The 1882 Chinese Exclusion Act declared Chinese immigrants to the U.S. ineligible for American citizenship. In the early 1900s, alien land laws were 
passed in many states to ban Asian immigrants from owning land, property, and the American Dream. During World War II, the U.S. government 
incarcerated more than 125,000 people of Japanese descent over a perceived danger of Japanese American “disloyalty.”

After the Sept. 11 attacks on the World Trade Center, xenophobia toward Muslim Americans skyrocketed, resulting in many hate crimes and 
attacks on places of worship. Most recently, following the start of the COVID-19 pandemic and the branding of the virus by the then-U.S. president 
as the “China virus” or “kung-flu,” we’ve experienced a heartbreaking crisis of anti-Asian hate.

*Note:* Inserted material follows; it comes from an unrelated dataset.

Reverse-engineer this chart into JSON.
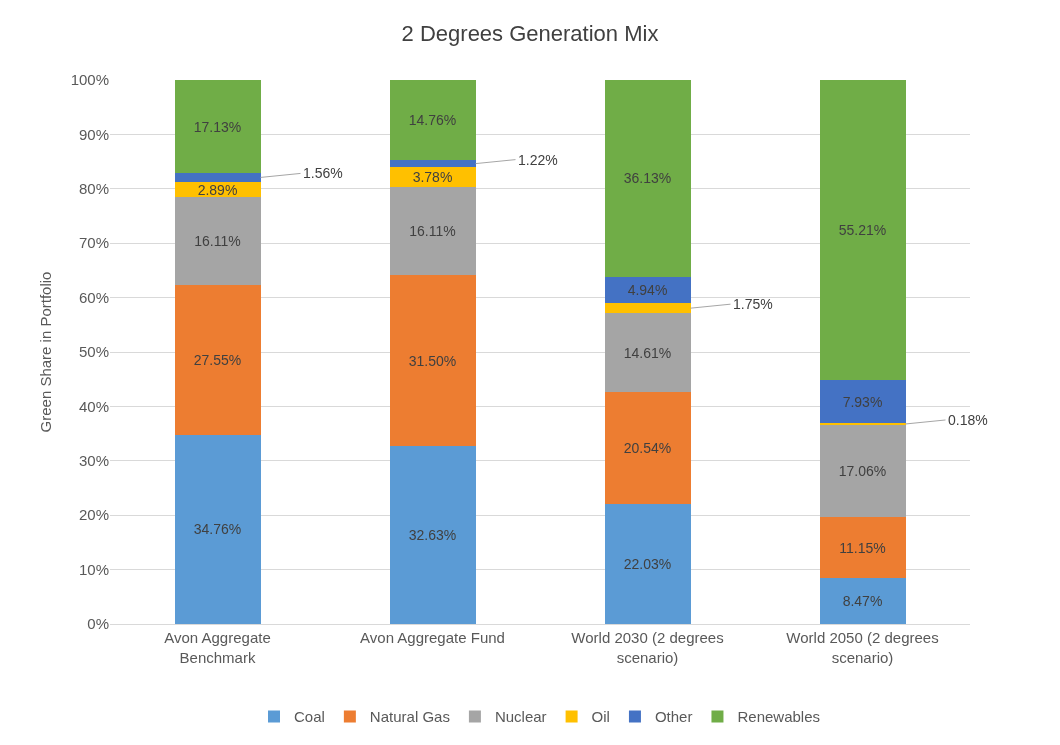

So, when politicians and leaders talk about how “China is stealing our manufacturing jobs” or introducing these odious 21st-century versions of
 alien land laws, let’s be clear that the Chinese government is not the one that will feel the pain. When Congress accuses TikTok of espionage, 
singles out its CEO of Asian descent for every sin of the Internet under the sun, and a senator demands that he be “deported immediately,” 
it’s not the Chinese Communist Party that will be affected.

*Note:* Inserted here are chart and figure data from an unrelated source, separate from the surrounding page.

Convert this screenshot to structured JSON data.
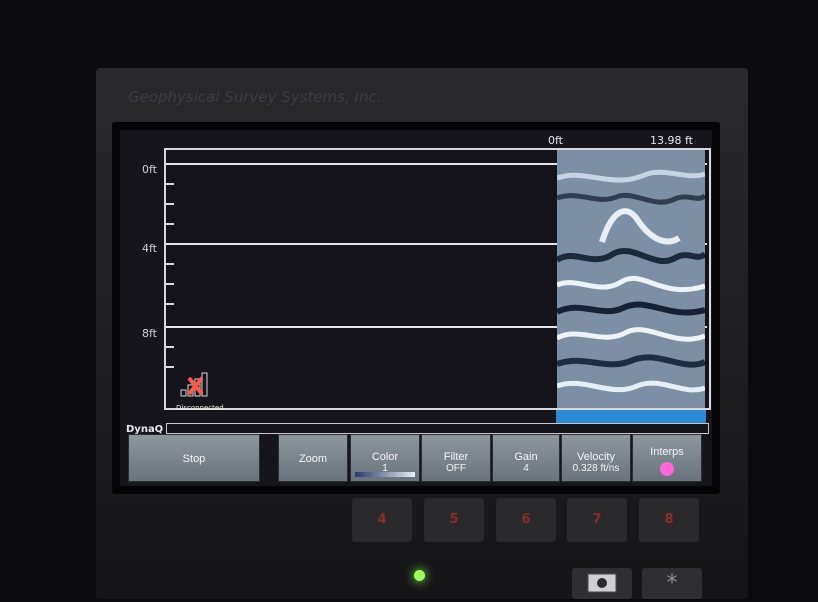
{
  "device": {
    "brand_text": "Geophysical Survey Systems, Inc."
  },
  "plot": {
    "top_range_start": "0ft",
    "top_range_end": "13.98 ft",
    "depth_labels": [
      "0ft",
      "4ft",
      "8ft"
    ],
    "status": "Disconnected",
    "dynaq_label": "DynaQ"
  },
  "buttons": {
    "stop": "Stop",
    "zoom": "Zoom",
    "color_label": "Color",
    "color_value": "1",
    "filter_label": "Filter",
    "filter_value": "OFF",
    "gain_label": "Gain",
    "gain_value": "4",
    "velocity_label": "Velocity",
    "velocity_value": "0.328 ft/ns",
    "interps_label": "Interps"
  },
  "keypad": {
    "keys": [
      "4",
      "5",
      "6",
      "7",
      "8"
    ],
    "bottom_keys": [
      "*"
    ]
  },
  "colors": {
    "accent_blue": "#2b8ad8",
    "interps_pink": "#ff67d9",
    "led_green": "#9cff5a"
  }
}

When a New York legislator crows that his bill will stop “the Chinese government to continue purchasing large amounts of agricultural land” 
— without a shred of evidence that the Chinese government owns any such land in New York — it’s not “China” that’s going to feel the pain.

It is regular Chinese Americans — and other Asian-Americans, our neighbors, our colleagues — who will suffer when they are accused of being 
foreign spies, are called a slur while walking down the street, or if they, unfortunately, become a victim of a hate crime.

Politicians’ anti-China rhetoric does not live in a vacuum. Its most significant impact is felt not in the sphere of foreign policy but here in America, 
among the millions of Americans of Asian ethnic descent.

Today is National Citizenship Day, a time in which we are meant to celebrate the establishment of the U.S. Constitution and our nation’s fundamental
 commitment to diversity and inclusion. So today, we demand our elected representatives and other people in positions of power: please separate 
how you talk about diplomatic issues with the government of China from how you talk about Chinese people at large, including the more than 
5 million Chinese Americans who call this country home.

Do not try to push racially targeted domestic laws aimed at fearmongering and finding “foreign” scapegoats. Do not let Asian-Americans 
become the victims of geopolitical disputes; history has warned us what happens when we blame diplomatic issues on an American ethnic group.

Instead, work to uplift the Asian-Americans who love this country and make it great.

Yoo is the executive director of the Asian American Federation.